У вас, однако, было достаточно времени, чтобы понять, что в деревне Киноварь не зреет для вас сладкий плод неразгаданной тайны, ибо все фрукты уже давно сорваны с деревьев, и даже мумии винограда – засохшие и прихваченные первым заморозком, они становятся самыми сладкими – все до одной собраны в корзины, чего вы не смогли заметить, как и я, став узницей этой темницы. Только вы приходите сюда по собственной воле, движимые уже даже не долгом, гневом или низменным любопытством, хотя и их вы, должно быть, ощущаете, хотя бы из-за отсутствия другого места под солнцем, куда вы могли бы отправиться. Вы изо дня в день выгребали из глубин моего забвения камни, гравий и глину в поисках чистой руды, в то время как мир над вами изменился до неузнаваемости. И все, что вам удалось извлечь из меня, все равно в конечном итоге окажется фальшивым золотом.
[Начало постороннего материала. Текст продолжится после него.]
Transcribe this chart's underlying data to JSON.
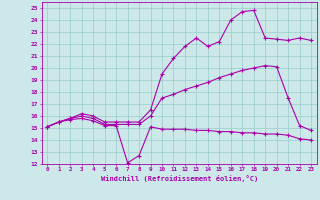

Пока вы молчите, я слышу, как зимний ветер кружит в вершинах Интестини, Ла Вольпе и одинокой Верме. Потом он спускается ниже, по склонам над Тимори, куда мы не гоним овец на весенние пастбища и где мы не рубим деревья на дрова, потому что – как вам скажут старцы – стволы там под топорами истекают живой кровью, а в дыме костров, над которыми мы печем лепешки из пресного теста, слышны голоса павших, не дождавшихся похорон и слез над могилой. Не верьте, однако, что стоит забраться так далеко, куда целых полтора дня пути по крутой тропинке вдоль берега Тимори, что каждую весну поднимается и рвет берега, забирая с собой целые хозяйства, полные скота, шумные дома, храмы на скалах и пастушьи хижины, словно все еще пытается выплюнуть и извергнуть все изуродованные тела, брошенные когда-то в ее течение. Нет, синьор, чтобы узнать правду, недостаточно заглянуть в одну из заброшенных шахт, а они в это время года, влажные и вспухшие от зимней сырости, подобны устам прокаженного – щерятся прохожему зубастыми опорами, лесами и разбитыми механизмами. Внутри слышится непрекращающийся приглушенный гул, словно сорванные коловороты продолжают нанизывать на колеса цепи и ведра с выработкой. Где-то подо всем этим пересыпается песок, а вместе с ним красные зерна вермилиона, на которых, как говорят, написаны имена всех вермилиан, с тех пор как была вбита первая лопата в место, названное позже Интестини, поскольку, в сущности, оно является нутром мира, его желудком, кишечником и анальным отверстием и постоянно давит нас и переваривает вместе с кратковременной человеческой радостью и не менее мимолетным страданием. Если вы окажетесь достаточно упрямы, то найдете среди них и имя младшего из сыновей графа, того, которого как бы в предчувствии его дальнейшей судьбы назвали Корво, Вороном. Сегодня, синьор, я слишком устала, чтобы отрицать, и я расскажу вам все, что вы так давно хотели услышать.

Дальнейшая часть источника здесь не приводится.